Title:  Beautiful Thing
Author:  Sonia Faleiro
Format:  E-galley
Length:  232 pages
Publisher:  Penguin Books
Rating:  5 stars 
Sonia Faleiro was a reporter in search of a story when she met Leela, a beautiful and charismatic bar dancer with a story to tell.

Leela introduced Sonia to the underworld of Bombay’s dance bars: a world of glamorous women, of fierce love, sex and violence, of customers and gangsters, of police, prostitutes and pimps.

When an ambitious politician cashed in on a tide of false morality and had Bombay’s dance bars wiped out, Leela’s proud independence faced its greatest test. In a city where almost everyone is certain that someone, somewhere, is worse off than them, she fights to survive, and to win.

Beautiful Thing, one of the most original works of non-fiction from India in years, is a vivid and intimate portrait of one reporter’s journey into the dark, pulsating and ultimately damaged soul of Bombay.
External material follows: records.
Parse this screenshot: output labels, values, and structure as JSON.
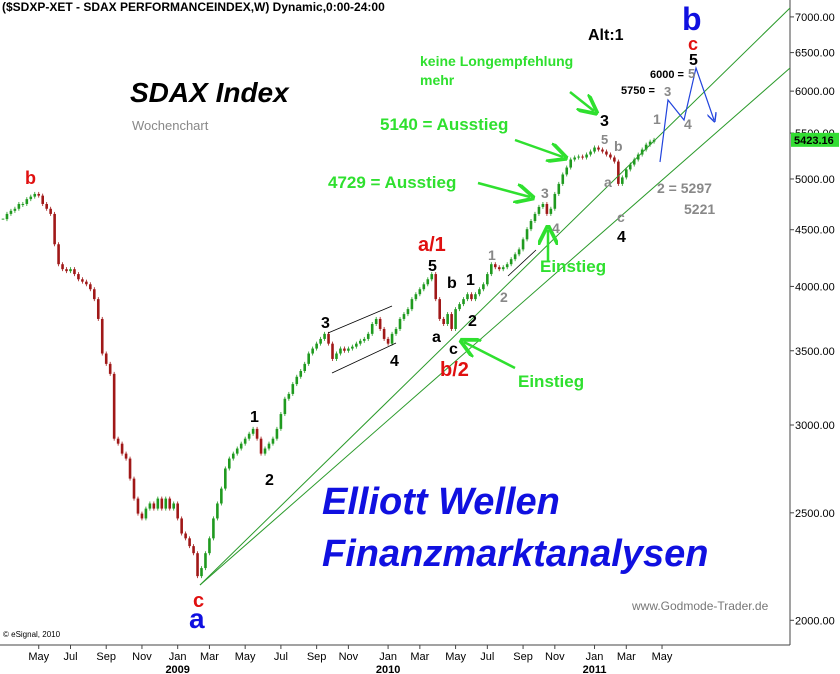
{
  "chart_data": {
    "type": "candlestick",
    "title": "($SDXP-XET - SDAX PERFORMANCEINDEX,W) Dynamic,0:00-24:00",
    "log_scale": true,
    "up_color": "#1f9a1f",
    "down_color": "#a01818",
    "ylim": [
      1900,
      7250
    ],
    "yticks": [
      {
        "value": 2000,
        "label": "2000.00"
      },
      {
        "value": 2500,
        "label": "2500.00"
      },
      {
        "value": 3000,
        "label": "3000.00"
      },
      {
        "value": 3500,
        "label": "3500.00"
      },
      {
        "value": 4000,
        "label": "4000.00"
      },
      {
        "value": 4500,
        "label": "4500.00"
      },
      {
        "value": 5000,
        "label": "5000.00"
      },
      {
        "value": 5500,
        "label": "5500.00"
      },
      {
        "value": 6000,
        "label": "6000.00"
      },
      {
        "value": 6500,
        "label": "6500.00"
      },
      {
        "value": 7000,
        "label": "7000.00"
      }
    ],
    "last_price": 5423.16,
    "last_price_color": "#33dd33",
    "x_years": [
      "2009",
      "2010",
      "2011"
    ],
    "categories": [
      null,
      null,
      null,
      null,
      null,
      null,
      null,
      null,
      null,
      "May",
      null,
      null,
      null,
      null,
      null,
      null,
      null,
      "Jul",
      null,
      null,
      null,
      null,
      null,
      null,
      null,
      null,
      "Sep",
      null,
      null,
      null,
      null,
      null,
      null,
      null,
      null,
      "Nov",
      null,
      null,
      null,
      null,
      null,
      null,
      null,
      null,
      "Jan",
      null,
      null,
      null,
      null,
      null,
      null,
      null,
      "Mar",
      null,
      null,
      null,
      null,
      null,
      null,
      null,
      null,
      "May",
      null,
      null,
      null,
      null,
      null,
      null,
      null,
      null,
      "Jul",
      null,
      null,
      null,
      null,
      null,
      null,
      null,
      null,
      "Sep",
      null,
      null,
      null,
      null,
      null,
      null,
      null,
      "Nov",
      null,
      null,
      null,
      null,
      null,
      null,
      null,
      null,
      null,
      "Jan",
      null,
      null,
      null,
      null,
      null,
      null,
      null,
      "Mar",
      null,
      null,
      null,
      null,
      null,
      null,
      null,
      null,
      "May",
      null,
      null,
      null,
      null,
      null,
      null,
      null,
      "Jul",
      null,
      null,
      null,
      null,
      null,
      null,
      null,
      null,
      "Sep",
      null,
      null,
      null,
      null,
      null,
      null,
      null,
      "Nov",
      null,
      null,
      null,
      null,
      null,
      null,
      null,
      null,
      null,
      "Jan",
      null,
      null,
      null,
      null,
      null,
      null,
      null,
      "Mar",
      null,
      null,
      null,
      null,
      null,
      null,
      null,
      null,
      "May"
    ],
    "values": [
      4600,
      4650,
      4680,
      4700,
      4747,
      4747,
      4795,
      4820,
      4847,
      4830,
      4747,
      4700,
      4650,
      4366,
      4189,
      4146,
      4129,
      4146,
      4104,
      4060,
      4040,
      4018,
      3977,
      3896,
      3739,
      3480,
      3406,
      3336,
      2916,
      2886,
      2827,
      2798,
      2684,
      2575,
      2496,
      2471,
      2522,
      2549,
      2522,
      2575,
      2522,
      2575,
      2522,
      2549,
      2471,
      2395,
      2371,
      2333,
      2299,
      2192,
      2229,
      2299,
      2371,
      2471,
      2549,
      2629,
      2741,
      2798,
      2827,
      2857,
      2886,
      2916,
      2946,
      2976,
      2916,
      2827,
      2857,
      2886,
      2916,
      2976,
      3069,
      3168,
      3200,
      3266,
      3316,
      3356,
      3406,
      3480,
      3516,
      3552,
      3587,
      3625,
      3552,
      3441,
      3480,
      3516,
      3500,
      3516,
      3530,
      3552,
      3573,
      3587,
      3625,
      3700,
      3739,
      3662,
      3587,
      3552,
      3625,
      3662,
      3739,
      3777,
      3816,
      3896,
      3936,
      3977,
      4018,
      4060,
      4104,
      3896,
      3739,
      3700,
      3777,
      3662,
      3816,
      3856,
      3896,
      3936,
      3896,
      3936,
      3977,
      4018,
      4104,
      4189,
      4163,
      4146,
      4163,
      4189,
      4233,
      4276,
      4320,
      4411,
      4505,
      4582,
      4650,
      4718,
      4747,
      4650,
      4700,
      4847,
      4949,
      5047,
      5120,
      5206,
      5228,
      5238,
      5228,
      5260,
      5293,
      5337,
      5315,
      5293,
      5260,
      5228,
      5184,
      4949,
      5016,
      5100,
      5152,
      5206,
      5260,
      5315,
      5369,
      5403,
      5423.16,
      null,
      null
    ],
    "annotations": [
      "Alt:1",
      "b",
      "c",
      "5",
      "keine Longempfehlung",
      "mehr",
      "6000 =",
      "5",
      "5750 =",
      "3",
      "1",
      "4",
      "SDAX Index",
      "Wochenchart",
      "5140 = Ausstieg",
      "3",
      "5",
      "b",
      "a",
      "c",
      "4",
      "2 = 5297",
      "5221",
      "4729 = Ausstieg",
      "3",
      "4",
      "Einstieg",
      "a/1",
      "5",
      "b",
      "1",
      "a",
      "2",
      "c",
      "b/2",
      "1",
      "2",
      "3",
      "4",
      "Einstieg",
      "b",
      "1",
      "2",
      "Elliott Wellen",
      "Finanzmarktanalysen",
      "c",
      "a",
      "www.Godmode-Trader.de",
      "© eSignal, 2010"
    ]
  }
}
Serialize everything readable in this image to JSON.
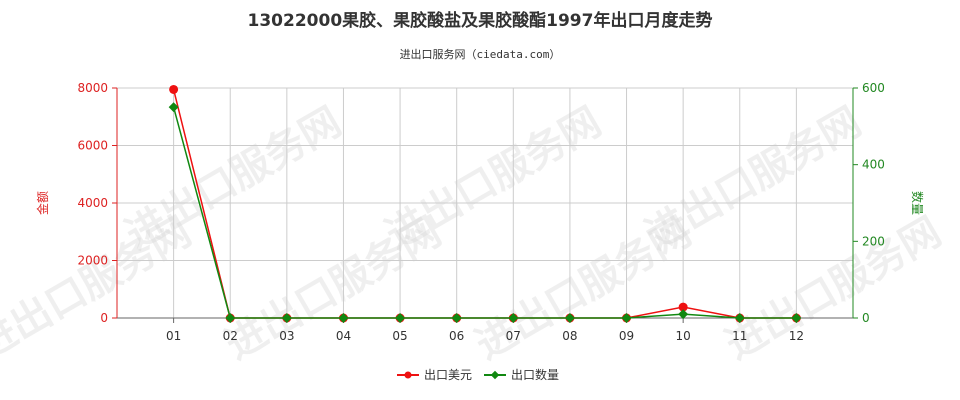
{
  "chart_data": {
    "type": "line",
    "title": "13022000果胶、果胶酸盐及果胶酸酯1997年出口月度走势",
    "subtitle": "进出口服务网（ciedata.com）",
    "categories": [
      "01",
      "02",
      "03",
      "04",
      "05",
      "06",
      "07",
      "08",
      "09",
      "10",
      "11",
      "12"
    ],
    "y_left": {
      "label": "金额",
      "ylim": [
        0,
        8000
      ],
      "ticks": [
        0,
        2000,
        4000,
        6000,
        8000
      ],
      "color": "#dd2222"
    },
    "y_right": {
      "label": "数量",
      "ylim": [
        0,
        600
      ],
      "ticks": [
        0,
        200,
        400,
        600
      ],
      "color": "#228822"
    },
    "series": [
      {
        "name": "出口美元",
        "axis": "left",
        "color": "#ee1111",
        "values": [
          7950,
          0,
          0,
          0,
          0,
          0,
          0,
          0,
          0,
          380,
          0,
          0
        ]
      },
      {
        "name": "出口数量",
        "axis": "right",
        "color": "#118811",
        "values": [
          550,
          0,
          0,
          0,
          0,
          0,
          0,
          0,
          0,
          10,
          0,
          0
        ]
      }
    ],
    "grid": true,
    "legend": "bottom",
    "watermark": "进出口服务网"
  }
}
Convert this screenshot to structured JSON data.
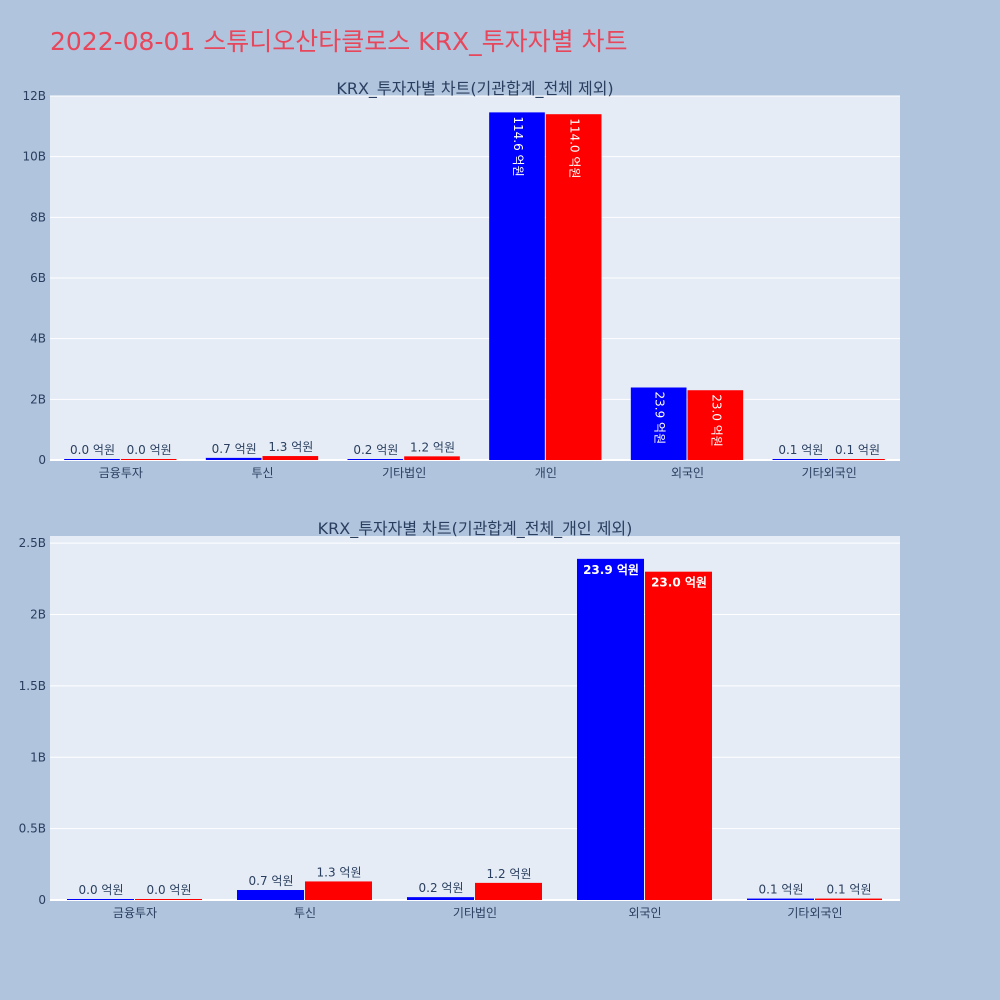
{
  "title": "2022-08-01 스튜디오산타클로스 KRX_투자자별 차트",
  "chart_data": [
    {
      "type": "bar",
      "title": "KRX_투자자별 차트(기관합계_전체 제외)",
      "categories": [
        "금융투자",
        "투신",
        "기타법인",
        "개인",
        "외국인",
        "기타외국인"
      ],
      "ylim": [
        0,
        12000000000
      ],
      "yticks": [
        0,
        2000000000,
        4000000000,
        6000000000,
        8000000000,
        10000000000,
        12000000000
      ],
      "ytick_labels": [
        "0",
        "2B",
        "4B",
        "6B",
        "8B",
        "10B",
        "12B"
      ],
      "grid": true,
      "series": [
        {
          "color": "#0000ff",
          "values": [
            1000000,
            70000000,
            20000000,
            11460000000,
            2390000000,
            10000000
          ],
          "labels": [
            "0.0 억원",
            "0.7 억원",
            "0.2 억원",
            "114.6 억원",
            "23.9 억원",
            "0.1 억원"
          ]
        },
        {
          "color": "#ff0000",
          "values": [
            1000000,
            130000000,
            120000000,
            11400000000,
            2300000000,
            10000000
          ],
          "labels": [
            "0.0 억원",
            "1.3 억원",
            "1.2 억원",
            "114.0 억원",
            "23.0 억원",
            "0.1 억원"
          ]
        }
      ]
    },
    {
      "type": "bar",
      "title": "KRX_투자자별 차트(기관합계_전체_개인 제외)",
      "categories": [
        "금융투자",
        "투신",
        "기타법인",
        "외국인",
        "기타외국인"
      ],
      "ylim": [
        0,
        2550000000
      ],
      "yticks": [
        0,
        500000000,
        1000000000,
        1500000000,
        2000000000,
        2500000000
      ],
      "ytick_labels": [
        "0",
        "0.5B",
        "1B",
        "1.5B",
        "2B",
        "2.5B"
      ],
      "grid": true,
      "series": [
        {
          "color": "#0000ff",
          "values": [
            1000000,
            70000000,
            20000000,
            2390000000,
            10000000
          ],
          "labels": [
            "0.0 억원",
            "0.7 억원",
            "0.2 억원",
            "23.9 억원",
            "0.1 억원"
          ]
        },
        {
          "color": "#ff0000",
          "values": [
            1000000,
            130000000,
            120000000,
            2300000000,
            10000000
          ],
          "labels": [
            "0.0 억원",
            "1.3 억원",
            "1.2 억원",
            "23.0 억원",
            "0.1 억원"
          ]
        }
      ]
    }
  ]
}
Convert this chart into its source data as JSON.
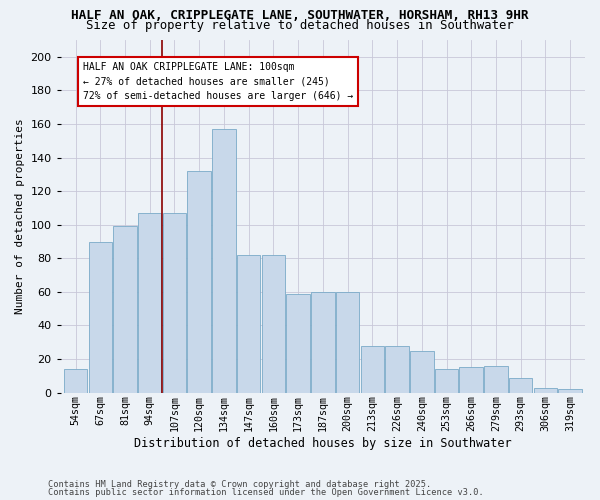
{
  "title_line1": "HALF AN OAK, CRIPPLEGATE LANE, SOUTHWATER, HORSHAM, RH13 9HR",
  "title_line2": "Size of property relative to detached houses in Southwater",
  "xlabel": "Distribution of detached houses by size in Southwater",
  "ylabel": "Number of detached properties",
  "categories": [
    "54sqm",
    "67sqm",
    "81sqm",
    "94sqm",
    "107sqm",
    "120sqm",
    "134sqm",
    "147sqm",
    "160sqm",
    "173sqm",
    "187sqm",
    "200sqm",
    "213sqm",
    "226sqm",
    "240sqm",
    "253sqm",
    "266sqm",
    "279sqm",
    "293sqm",
    "306sqm",
    "319sqm"
  ],
  "bar_values": [
    14,
    90,
    99,
    107,
    107,
    132,
    157,
    82,
    82,
    59,
    60,
    60,
    28,
    28,
    25,
    14,
    15,
    16,
    9,
    3,
    2
  ],
  "bar_color": "#c8d8ea",
  "bar_edge_color": "#7aaac8",
  "vline_color": "#8b0000",
  "annotation_title": "HALF AN OAK CRIPPLEGATE LANE: 100sqm",
  "annotation_line1": "← 27% of detached houses are smaller (245)",
  "annotation_line2": "72% of semi-detached houses are larger (646) →",
  "annotation_box_edge_color": "#cc0000",
  "ylim": [
    0,
    210
  ],
  "yticks": [
    0,
    20,
    40,
    60,
    80,
    100,
    120,
    140,
    160,
    180,
    200
  ],
  "bg_color": "#edf2f7",
  "fig_bg_color": "#edf2f7",
  "grid_color": "#c8c8d8",
  "footer_line1": "Contains HM Land Registry data © Crown copyright and database right 2025.",
  "footer_line2": "Contains public sector information licensed under the Open Government Licence v3.0."
}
"Beautiful Thing" is an honest and often heartbreaking look at the lives of the dance bar girls of Bombay India. 

My Thoughts
In "Beautiful Thing" author Sonia Faleiro does such an exemplary job of writing in the voices of Leela and those within her circle, that it becomes hard to believe that the riveting tale being told is indeed biographical.
This book provides readers with an 'all access pass' into the shadowy world of Bombay's dance bar scene.

While proving an engrossing and informative read, the stories told here are not for the weak of heart.  This book is filled with stories of sex, violence, money, lies, poverty, and survival.  The people to which readers are introduced within the pages of this drama are perfect examples of what the human spirit can endure when forced to live in conditions where your success and often your life is dependent on how much of yourself you can afford to sell to the highest bidder.  
To be born female in Leela's world is to be born a slave.  A female child in Bombay has very few options.
If the truth be known she is often little more than a pawn in cruel game that she has no hope of understanding.  If she is not raped or sold into prostitution by her parents; she marries into a life of servitude to her husband and family.

The 'dance bars' with their promises of fast money and independence with a dash of glamor seem to many a way out.  Little do they know that they often trade the 'frying pan' for a 'fire' that is too hot not to burn.
In many ways the lives of the dance girls of Bombay mirror those of  'strippers' in the Western culture.
It is a world that is fraught with drugs, death, and shame in a society where the appearance of immorality can do more damage than the actual immoral acts themselves.